Isn’t that just like Jesus? Just when you think you’re making a big commitment to Him, just when you’re ready to pat yourself on the back, He always asks for more and casts doubt on your ability to really follow Him. If you’re going to follow Jesus, you’re going to be following Him into the unknown, nowhere near your comfort zone. It’s not going to be four-star hotels and filet mignon. It’s going to be the kind of life that’s going to test you to see what you’re made of.
It’s not for wimps. Sissies need not apply. We’re looking for a few good men. That sort of thing.
In his epistle to the Romans, Paul places the name of Abraham among his great heroes of faith.
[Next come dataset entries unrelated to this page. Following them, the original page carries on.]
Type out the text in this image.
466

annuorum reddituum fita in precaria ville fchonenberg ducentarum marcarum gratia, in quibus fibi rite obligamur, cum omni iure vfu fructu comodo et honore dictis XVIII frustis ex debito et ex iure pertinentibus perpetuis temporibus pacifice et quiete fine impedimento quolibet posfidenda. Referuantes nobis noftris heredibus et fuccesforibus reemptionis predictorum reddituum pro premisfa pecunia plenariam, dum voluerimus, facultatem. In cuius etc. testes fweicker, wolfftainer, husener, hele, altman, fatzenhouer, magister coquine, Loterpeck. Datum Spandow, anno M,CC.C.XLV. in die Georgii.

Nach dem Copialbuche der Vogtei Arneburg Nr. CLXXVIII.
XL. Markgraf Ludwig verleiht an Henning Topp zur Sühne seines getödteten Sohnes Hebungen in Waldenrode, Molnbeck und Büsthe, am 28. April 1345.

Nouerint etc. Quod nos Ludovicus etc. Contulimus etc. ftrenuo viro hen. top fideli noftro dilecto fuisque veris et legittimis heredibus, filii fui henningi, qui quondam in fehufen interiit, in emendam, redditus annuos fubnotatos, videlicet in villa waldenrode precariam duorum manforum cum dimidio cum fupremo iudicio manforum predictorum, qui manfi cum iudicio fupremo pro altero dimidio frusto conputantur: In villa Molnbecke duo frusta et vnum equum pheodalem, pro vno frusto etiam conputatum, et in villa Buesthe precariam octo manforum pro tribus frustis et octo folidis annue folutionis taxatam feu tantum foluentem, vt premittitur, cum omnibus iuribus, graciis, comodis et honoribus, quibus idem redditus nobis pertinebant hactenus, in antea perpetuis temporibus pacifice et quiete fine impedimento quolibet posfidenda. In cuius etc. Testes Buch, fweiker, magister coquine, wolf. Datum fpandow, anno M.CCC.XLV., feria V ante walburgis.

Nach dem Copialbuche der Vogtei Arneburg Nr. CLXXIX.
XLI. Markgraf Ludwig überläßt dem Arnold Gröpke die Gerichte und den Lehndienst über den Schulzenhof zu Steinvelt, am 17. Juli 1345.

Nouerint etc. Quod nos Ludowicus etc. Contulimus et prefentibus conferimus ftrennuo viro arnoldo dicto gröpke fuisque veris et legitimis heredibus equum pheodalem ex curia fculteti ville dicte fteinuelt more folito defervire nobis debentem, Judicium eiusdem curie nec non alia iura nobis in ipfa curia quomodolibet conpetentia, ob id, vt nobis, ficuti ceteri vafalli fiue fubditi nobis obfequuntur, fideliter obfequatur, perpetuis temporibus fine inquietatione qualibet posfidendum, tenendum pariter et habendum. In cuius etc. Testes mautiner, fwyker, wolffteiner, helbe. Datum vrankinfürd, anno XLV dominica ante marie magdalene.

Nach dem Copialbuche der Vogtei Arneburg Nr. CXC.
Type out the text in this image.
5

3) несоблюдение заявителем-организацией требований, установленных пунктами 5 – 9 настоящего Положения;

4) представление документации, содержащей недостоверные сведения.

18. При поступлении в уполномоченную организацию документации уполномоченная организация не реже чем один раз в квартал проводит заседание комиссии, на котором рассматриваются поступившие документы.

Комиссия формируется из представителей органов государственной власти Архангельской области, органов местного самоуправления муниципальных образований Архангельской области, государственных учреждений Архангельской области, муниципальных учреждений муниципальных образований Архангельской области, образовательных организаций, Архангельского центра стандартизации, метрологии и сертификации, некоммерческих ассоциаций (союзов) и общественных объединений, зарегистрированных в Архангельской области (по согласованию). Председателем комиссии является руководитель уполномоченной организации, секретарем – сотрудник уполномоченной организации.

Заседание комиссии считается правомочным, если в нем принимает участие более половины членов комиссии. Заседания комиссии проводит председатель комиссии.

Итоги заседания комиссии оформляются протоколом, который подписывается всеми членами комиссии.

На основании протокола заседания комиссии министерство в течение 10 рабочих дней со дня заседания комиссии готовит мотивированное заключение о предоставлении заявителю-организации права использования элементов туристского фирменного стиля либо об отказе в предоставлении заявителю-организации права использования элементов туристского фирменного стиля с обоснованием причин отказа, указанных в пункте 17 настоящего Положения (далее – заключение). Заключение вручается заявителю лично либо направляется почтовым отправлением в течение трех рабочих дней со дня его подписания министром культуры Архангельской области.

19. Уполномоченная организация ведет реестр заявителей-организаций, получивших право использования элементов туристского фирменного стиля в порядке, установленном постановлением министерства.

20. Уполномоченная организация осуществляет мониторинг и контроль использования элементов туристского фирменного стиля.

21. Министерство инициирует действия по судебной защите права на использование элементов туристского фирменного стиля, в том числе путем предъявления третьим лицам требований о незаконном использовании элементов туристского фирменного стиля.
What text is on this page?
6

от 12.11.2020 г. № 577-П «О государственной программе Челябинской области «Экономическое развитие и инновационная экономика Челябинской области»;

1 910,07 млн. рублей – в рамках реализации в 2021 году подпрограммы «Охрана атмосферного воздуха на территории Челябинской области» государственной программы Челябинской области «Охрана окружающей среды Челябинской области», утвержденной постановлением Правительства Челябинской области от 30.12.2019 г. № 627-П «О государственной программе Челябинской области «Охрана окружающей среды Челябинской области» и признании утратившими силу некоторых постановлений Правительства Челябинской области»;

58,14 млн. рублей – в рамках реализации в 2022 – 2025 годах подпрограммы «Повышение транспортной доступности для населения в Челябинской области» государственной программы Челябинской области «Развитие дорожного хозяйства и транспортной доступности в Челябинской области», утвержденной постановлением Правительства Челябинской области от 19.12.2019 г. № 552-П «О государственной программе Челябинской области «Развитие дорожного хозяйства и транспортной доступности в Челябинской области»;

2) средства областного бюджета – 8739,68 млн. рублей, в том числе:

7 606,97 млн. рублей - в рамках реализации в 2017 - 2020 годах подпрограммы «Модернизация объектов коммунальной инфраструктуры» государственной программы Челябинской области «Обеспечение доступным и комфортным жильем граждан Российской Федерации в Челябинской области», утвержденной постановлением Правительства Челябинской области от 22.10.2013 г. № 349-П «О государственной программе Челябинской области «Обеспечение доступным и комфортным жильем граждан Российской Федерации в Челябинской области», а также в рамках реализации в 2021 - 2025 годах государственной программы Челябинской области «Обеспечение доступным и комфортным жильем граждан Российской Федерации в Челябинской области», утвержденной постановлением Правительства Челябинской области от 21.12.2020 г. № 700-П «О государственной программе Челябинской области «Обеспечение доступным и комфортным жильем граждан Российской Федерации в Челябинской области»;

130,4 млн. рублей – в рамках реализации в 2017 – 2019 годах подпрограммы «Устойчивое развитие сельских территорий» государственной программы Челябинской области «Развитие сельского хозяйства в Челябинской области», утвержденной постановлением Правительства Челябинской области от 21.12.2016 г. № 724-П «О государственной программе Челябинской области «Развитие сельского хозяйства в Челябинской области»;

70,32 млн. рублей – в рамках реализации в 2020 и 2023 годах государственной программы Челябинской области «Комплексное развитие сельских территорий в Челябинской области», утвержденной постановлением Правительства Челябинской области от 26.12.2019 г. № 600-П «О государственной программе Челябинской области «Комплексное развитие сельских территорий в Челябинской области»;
The story of Abraham begins with God calling him away from all the things he ever knew into the unknown, a new land filled with nothing but uncertainty. “The land I will show you,” God says. (Gen. 12:1) Not much is known about it.
I don’t mind being tested. I think that mankind thrives on struggle. Why else would we make up artificial adversities in the form of sports? Why else would I play chess and solve Sudoku puzzles. Man loves to be challenged. It’s hard-wired into us, I think. Bring it on, Lord Jesus. I’m sure I’ll learn important lessons from it.